Aristotle’s answer is that we learn how to navigate these situations the same way we get better at any other activity: we learn from experience.  For Aristotle, ethics cannot be precise in the same way mathematics is, because situations vary in their details, and the participants vary in their capacities.  What is “the correct speed” when taking a highway exit ramp?  There isn’t just one answer there: it depends on the specific grade of curve, what kind of vehicle you’re in, the weather and road conditions.  But, one way to differentiate novice from experienced drivers is that the latter know what to do.  
Similarly, Aristotle argues that we are constantly learning from experience and improving in terms of our ethical character.  More precisely, we can learn from experience, but we have to make a point of doing so.  The application of reason to our experiences is how we develop wisdom.  This makes ethics developmental, rather than an on-off switch.  We can become better people just as we become better at an instrument or at a sport or at cooking.  The people who are really excellent at an instrument, or a sport, or in the kitchen, are the sort of people who are constantly practicing and learning.  This is the model for ethical self-development too: when we encounter a situation, we can choose a course of action informed by what we think a virtuous person’s response would be.  Striving to act the way a virtuous person would act, and forming habits of thought and action based on that, is how we become virtuous ourselves.

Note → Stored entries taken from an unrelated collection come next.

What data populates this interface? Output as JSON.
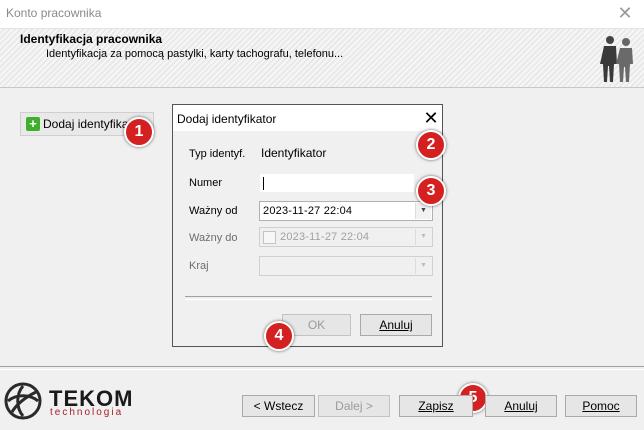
{
  "window": {
    "title": "Konto pracownika",
    "close_glyph": "✕"
  },
  "header": {
    "title": "Identyfikacja pracownika",
    "subtitle": "Identyfikacja za pomocą pastylki, karty tachografu, telefonu..."
  },
  "main": {
    "add_identifier_label": "Dodaj identyfikator",
    "plus_glyph": "+"
  },
  "dialog": {
    "title": "Dodaj identyfikator",
    "close_glyph": "✕",
    "fields": {
      "type": {
        "label": "Typ identyf.",
        "value": "Identyfikator"
      },
      "number": {
        "label": "Numer",
        "value": ""
      },
      "valid_from": {
        "label": "Ważny od",
        "value": "2023-11-27 22:04"
      },
      "valid_to": {
        "label": "Ważny do",
        "value": "2023-11-27 22:04",
        "checked": false
      },
      "country": {
        "label": "Kraj",
        "value": ""
      }
    },
    "ok_label": "OK",
    "cancel_label": "Anuluj"
  },
  "callouts": [
    "1",
    "2",
    "3",
    "4",
    "5"
  ],
  "footer": {
    "logo_name": "TEKOM",
    "logo_sub": "technologia",
    "back_label": "< Wstecz",
    "next_label": "Dalej >",
    "save_label": "Zapisz",
    "cancel_label": "Anuluj",
    "help_label": "Pomoc"
  },
  "colors": {
    "callout": "#d42020",
    "logo_accent": "#a81e2b",
    "add_icon": "#3fae2a"
  }
}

There is an inescapable context-sensitivity to this model, and this is a feature not a bug.  It’s not the same as “I do what I feel like doing.”  What Aristotle calls virtues are dispositions to act in certain ways in response to particular situations.  For example, courage is a virtue.  But what would count as “acting courageously” for a 10-year-old and a 30-year-old might be different.  Aristotle understands courage as overcoming a justifiable fear for the sake of some noble end.  Jumping onto the railroad tracks to rescue a stuck toddler would be courageous; doing so to pick up a nickel would be reckless and foolish.  But we wouldn’t have the same expectations of a child as we would an adult, just as we wouldn’t have the same expectations of people of different abilities.  Jumping into the ocean to rescue a drowning person would be courageous, but we would not call cowardly someone who didn’t do this because they can’t swim.
Rather than think of context-sensitivity as some kind of relativism, think instead of a sliding fee scale for membership dues, or age groupings for youth athletics.  Susan will pay more for her APA membership than Bob if Susan is a full professor at a major university and Bob is an adjunct at a community college.  We do not say that the “under 9s” in the town soccer league are terrible players even though it’s true they would lose every time to a college team.  Similarly, we do not expect 75-year-old accountants to participate in commando raids in a war zone.  But we do expect Bob to pay his APA dues.  We do expect the 8-year-olds to practice their skills.  And the 75-year-old accountant can display courage in other contexts, for example by telling a co-worker not to engage in harassing behavior, or whistle-blowing if he discovers corrupt activity.
The Aristotelian model of ethical self-development allows for an objective right and wrong while also factoring in the reality of human pluralism.  It gives us a way to learn from friends and role models while developing characteristics that genuinely make us better people.  The cliché we use for excellence in our various hobbies and crafts is applicable here as well: Practice makes perfect!